The letter writer continued: “In attempting to account for these opposite results, I would observe that the potato is, of all vegetables, the most liable to fermentation in the approach of spring, or when placed in contact with any fermenting substance; it should, therefore, be placed, as soon as the frost appears to be gone, in spring, and if the ground is prepared in the autumn previous, the manure being well incorporated with it, there will be no danger of the potato fermenting too rapidly, as it is liable to do when placed upon the dung.
“I believe that by judicious treatment, and, above all, by not manuring the soil too highly, when we want to grow potatoes for seed, the plant may be brought back to its former vigorous condition, and rendered more hardy; for by growing it with too much concentrated manure it has been forced to an unnatural state. A moderately rich, well-pulverizing soil is more essential to the health of the potato than to plant it upon a dunghill.

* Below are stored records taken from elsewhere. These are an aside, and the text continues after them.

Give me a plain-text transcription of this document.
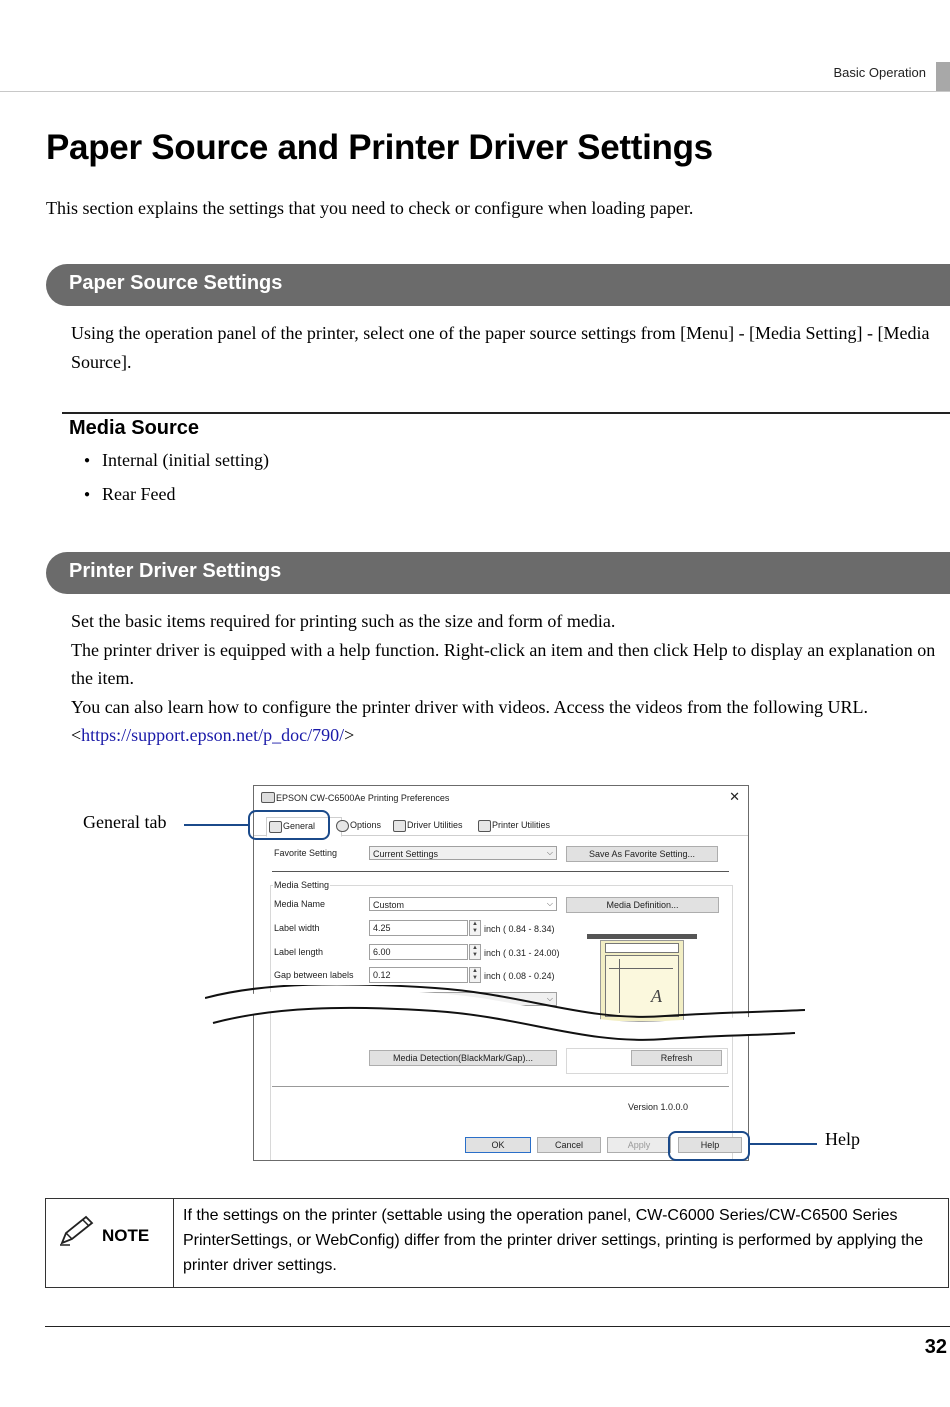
Basic Operation
Paper Source and Printer Driver Settings
This section explains the settings that you need to check or configure when loading paper.
Paper Source Settings
Using the operation panel of the printer, select one of the paper source settings from [Menu] - [Media Setting] - [Media Source].
Media Source
● Internal (initial setting)
● Rear Feed
Printer Driver Settings
Set the basic items required for printing such as the size and form of media.
The printer driver is equipped with a help function. Right-click an item and then click Help to display an explanation on the item.
You can also learn how to configure the printer driver with videos. Access the videos from the following URL.
<https://support.epson.net/p_doc/790/>
General tab
Help
EPSON CW-C6500Ae Printing Preferences	✕
General	Options	Driver Utilities	Printer Utilities
Favorite Setting	Current Settings	⌵	Save As Favorite Setting...
Media Setting
Media Name	Custom	⌵	Media Definition...
Label width	4.25	▲
▼ inch ( 0.84 - 8.34)
Label length	6.00	▲
▼ inch ( 0.31 - 24.00)
Gap between labels	0.12	▲
▼ inch ( 0.08 - 0.24)
⌵	A
Media Detection(BlackMark/Gap)...	Refresh
Version 1.0.0.0
OK	Cancel	Apply	Help
NOTE
If the settings on the printer (settable using the operation panel, CW-C6000 Series/CW-C6500 Series PrinterSettings, or WebConfig) differ from the printer driver settings, printing is performed by applying the printer driver settings.
32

“To effect the autumn manuring of his potato land, no one deserving the appellation of a good farmer can be at any loss to raise a sufficiency of dung by the month of October, if he cuts and carries his clover, tares, and other green food to be consumed by his cattle in tile house, and having these completed, the most laborious part of the work in autumn; he is enabled to plant the crop earlier in spring, and to gain more time for preparing his land for turnips; again his crop will be fit for digging by the beginning of September, when it can be taken up and stored in dry condition and without any risk of frost.”